I was to preach on New Years Day at a retirement village. So I thought this was a good time to launch my newly minted sacrament into the ecclesiastical stratosphere. I asked a couple at the village, in advance, if they would make a twelve-fruit fruit salad for the service so that I could wave around a bowl of it to illustrate my sermon from Revelation 22. 

They ran the full length of the field and prepared over 70 individual cups of twelve-fruit fruit salad for the residents to take home and enjoy for supper while reflecting on the wonder of the imagery in Revelation 22 and adoring the one who was slain and who sits upon the throne.

I texted Kevin the next day to thank him and his little team of fruit peelers and cutters. He texted back and said that he thought we could get 24 fruits out of reading Revelation 22. I questioned his exegesis but not his enthusiasm and decided that I would make a 24-fruit fruit salad and auction it on February 1st to launch the Water Works For A Thirsty World initiative. 

Getting into the office at 6am I went to work on my 24 fruit creation. It sold for $300 at a St Andrew’s House staff morning tea and was consumed with gratitude by everyone present as a reminder of Revelation 22.

My sacramental journey was well on its way.

A sacramental bloke

I guess I’ve always been a sacramental bloke. Way back in parish life at Kiama I experimented with different ways of sharing in the Lord’s Supper.

I had always struggled to understand how the sharing of bread and wine to symbolise our faith in Christ crucified, risen and returning evolved in church history to what we see today. It has become so overlaid with priests and pomp, candles and crucifixes, bells and smells, north ends and east ends and even west ends (some of the costumes I’ve seen priests wear would fit right in to the West End, of London), gold and silver, ceremony and superstition.

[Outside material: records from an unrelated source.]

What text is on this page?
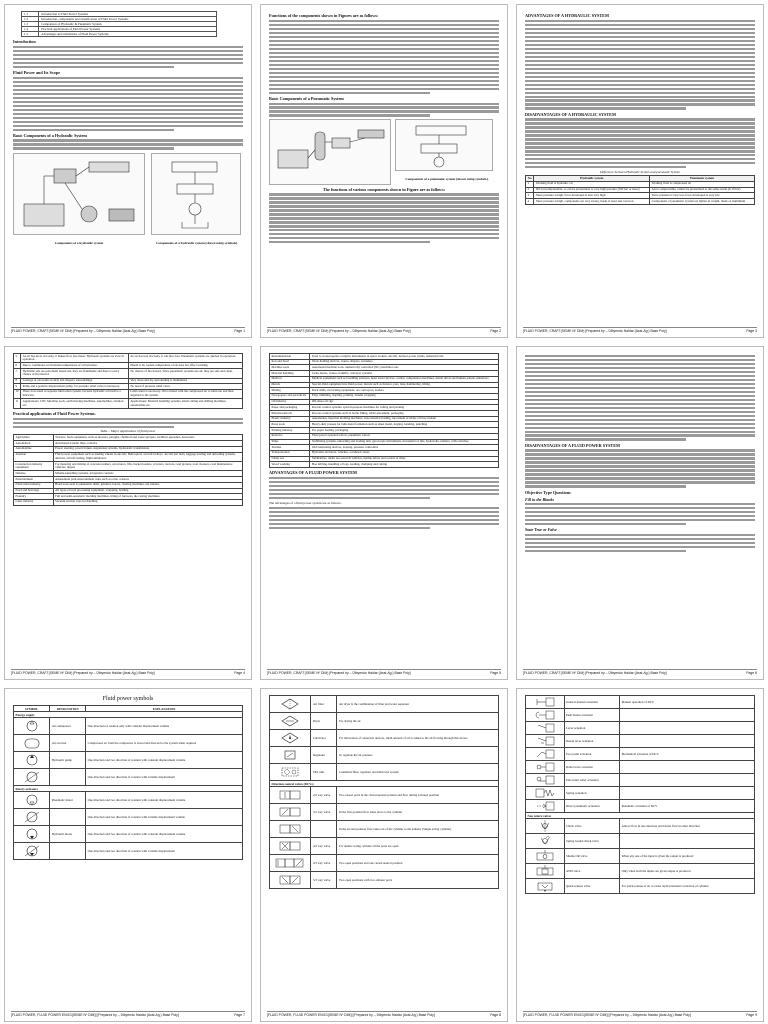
1.1	Introduction to Fluid Power Systems
1.2	Introduction, components and classification of Fluid Power Systems
1.3	Comparison of Hydraulic & Pneumatic System
1.4	Practical applications of Fluid Power Systems
1.5	Advantages and Limitations of Fluid Power Systems
Introduction
Fluid Power and Its Scope
Basic Components of a Hydraulic System
Components of a hydraulic system	Components of a hydraulic system (shown using symbols).
[FLUID POWER, CRAFT(SEME Nº DIM) [Prepared by – Dibyendu Haldar (Asst.Ag.) Base Poly]	Page 1
Functions of the components shown in Figures are as follows:
Basic Components of a Pneumatic System
Components of a pneumatic system (shown using symbols).
The functions of various components shown in Figure are as follows:
[FLUID POWER, CRAFT(SEME Nº DIM) [Prepared by – Dibyendu Haldar (Asst.Ag.) Base Poly]	Page 2
ADVANTAGES OF A HYDRAULIC SYSTEM
DISADVANTAGES OF A HYDRAULIC SYSTEM
Difference between Hydraulic System and pneumatic System
No	Hydraulic system	Pneumatic system
1	Working fluid is hydraulic oil	Working fluid is compressed air
2	Oil is incompressible, so can be pressurized to very high pressure (500 bar or more)	Air is compressible, cannot be pressurized to the same extent (6-10 bar)
3	Since pressure is high, force developed is also very high	Since pressure is very low, force developed is very low
4	Since pressure is high, components are very strong, made of steel and cast iron	Components of pneumatic system are lighter in weight, made of aluminium
[FLUID POWER, CRAFT(SEME Nº DIM) [Prepared by – Dibyendu Haldar (Asst.Ag.) Base Poly]	Page 3
5	As oil has more viscosity, it makes flow less linear. Hydraulic systems are slow in operation.	As air has less viscosity, it can flow fast. Pneumatic systems are quicker in operation.
6	Due to continuous recirculation temperature of oil increases.	Needs to be cooled, temperature of air does not affect working.
7	Hydraulic oils are petroleum based oils, they are flammable and there is every chance of fire hazard.	No chance of fire hazard. Since pneumatic systems use air, they are safe and clean.
8	Leakage of oil results in dirty and slippery surroundings.	Very clean and dry surrounding is maintained.
9	Pump and a positive displacement pump, for pressure relief valve is necessary.	No need of pressure relief valve.
10	There is no need of separate lubrication system, because hydraulic oil itself is a lubricant.	Lubrication is necessary. Oil is mixed with the compressed air to lubricate and then supplied to the system.
11	Applications: CNC Machine tools, earth moving machines, automobiles, aviation etc.	Applications: Material handling systems, small cutting and drilling machines, automobiles etc.
Practical applications of Fluid Power Systems.
Table – Major applications of fluid power
Agriculture	Tractors, farm equipment, such as mowers, ploughs, chemical and water sprayers, fertilizer spreaders, harvesters
Automation	Automated transfer lines, robotics
Automobiles	Power steering, power brakes, suspension systems, hydrostatic transmission
Aviation	Fluid power equipment such as landing wheels in aircraft; Helicopters, aircraft trolleys, aircraft test beds, luggage loading and unloading systems, ailerons, aircraft testing, flight simulators
Construction industry equipment	For metering and mixing of concrete rudders, excavators, lifts, bucket loaders, crawlers, tractors, road graders, road cleaners, road maintenance vehicles, tippers
Defense	Missile-launching systems, navigation controls
Entertainment	Amusement park entertainment rides such as roller coasters
Fabrication industry	Hand tools such as pneumatic drills, grinders, borers, riveting machines, nut runners
Food and beverage	All types of food processing equipment, wrapping, bottling
Foundry	Full and semi-automatic molding machines, tilting of furnaces, die casting machines
Glass industry	Vacuum suction cups for handling
[FLUID POWER, CRAFT(SEME Nº DIM) [Prepared by – Dibyendu Haldar (Asst.Ag.) Base Poly]	Page 4
Instrumentation	Used to create/operate complex instruments in space rockets, aircraft, nuclear power plants, industrial labs
Iron and Steel	Work-holding devices, cranes, shapers, extruders
Machine tools	Automated machine tools, numerically controlled (NC) machine tools
Material handling	Jacks, hoists, cranes, forklifts, conveyor systems
Medical	Medical equipment such as breathing assistors, heart assist devices, cardiac compression machines, dental drives and human patient simulators
Metals	Special-fluid equipment into fluid power, metals such as furnace, pots, lane, hammering, lifting
Mining	Rock drills, excavating equipment, ore conveyors, loaders
Newspapers and periodicals	Edge trimming, stapling, printing, bundle wrapping
Oil industry	Off-shore oil rigs
Paper and packaging	Process control systems, special-purpose machines for rolling and packing
Pharmaceuticals	Process control systems such as bottle filling, tablet placement, packaging
Plastic industry	Automation, injection molding machines, base material feeding, movement of slides of blow molder
Press tools	Heavy-duty presses for bulk metal formation such as sheet metal, forging, bending, punching
Printing industry	For paper feeding, packaging
Robotics	Fluid power operated robots, pneumatic robots
Ships	Stabilizing systems, unloading and loading unit, gyroscopic instruments, movement of fins, hydrofoils, rudders, cable winches
Textiles	Web tensioning devices, looping, pressure controllers
Transportation	Hydraulic elevators, winches, overhead cranes
Under sea	Submarines, under sea research vehicles, marine drives and control of ships
Wood working	Hoe drilling, handling of logs, feeding, clamping and cutting
ADVANTAGES OF A FLUID POWER SYSTEM

The advantages of a fluid power system are as follows.

[FLUID POWER, CRAFT(SEME Nº DIM) [Prepared by – Dibyendu Haldar (Asst.Ag.) Base Poly]	Page 5
DISADVANTAGES OF A FLUID POWER SYSTEM
Objective Type Questions
Fill in the Blanks
State True or False
[FLUID POWER, CRAFT(SEME Nº DIM) [Prepared by – Dibyendu Haldar (Asst.Ag.) Base Poly]	Page 6
Fluid power symbols
SYMBOL	DESIGNATION	EXPLANATION
Energy supply		
	Air compressor	One direction of rotation only with constant displacement volume
	Air receiver	Compressed air from the compressor is stored and directed to the system when required
	Hydraulic pump	One direction and two direction of rotation with constant displacement volume
		One direction and two direction of rotation with variable displacement
Rotary actuators		
	Pneumatic motor	One direction and two direction of rotation with constant displacement volume
		One direction and two direction of rotation with variable displacement volume
	Hydraulic motor	One direction and two direction of rotation with constant displacement volume
		One direction and two direction of rotation with variable displacement
[FLUID POWER, FLUID POWER ENGG(SEME Nº DIM)] [Prepared by – Dibyendu Haldar (Asst.Ag.) Base Poly]	Page 7
	Air filter	Air dryer is the combination of filter and water separator
	Dryer	For drying the air
	Lubricator	For lubrication of connected devices, small amount of oil is added to the air flowing through this device
	Regulator	To regulate the air pressure
	FRL unit	Combined filter, regulator and lubricator system
Direction control valves (DCVs)		
	2/2 way valve	Two closed ports in the closed neutral position and flow during actuated position
	3/2 way valve	In the first position flow takes place to the cylinder
		In the second position flow takes out of the cylinder to the exhaust (Single acting cylinder)
	4/2 way valve	For double acting cylinder all the ports are open
	4/3 way valve	Two open positions and one closed neutral position
	5/2 way valve	Two open positions with two exhaust ports
[FLUID POWER, FLUID POWER ENGG(SEME Nº DIM)] [Prepared by – Dibyendu Haldar (Asst.Ag.) Base Poly]	Page 8
	General manual actuation	Manual operation of DCV
	Push button actuation	
	Lever actuation	
	Detent lever actuation	
	Foot pedal actuation	Mechanical actuation of DCV
	Roller lever actuation	
	Idle return roller actuation	
	Spring actuation	
	Direct pneumatic actuation	Pneumatic actuation of DCV
Non return valves		
	Check valve	Allows flow in one direction and blocks flow in other direction
	Spring loaded check valve	
	Shuttle OR valve	When any one of the input is given the output is produced
	AND valve	Only when both the inputs are given output is produced
	Quick release valve	For quick release of air to cause rapid extension/ retraction of cylinder
[FLUID POWER, FLUID POWER ENGG(SEME Nº DIM)] [Prepared by – Dibyendu Haldar (Asst.Ag.) Base Poly]	Page 9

So at a few night services I spread a spread on some large tables in the middle of the congregation. We would have supper together and remember the Lord’s death, resurrection and return in the midst of our feasting. The table was adorned with our best tablecloths and candles, fruits and breads, cheese and crackers, dips and chips and bottles of sparkling grape juice, both white and red. We sang, we read, I preached, we prayed and we ate our fill and remembered the great truths of the gospel.

Everybody loved it. 

I guess I am just a sacramental bloke.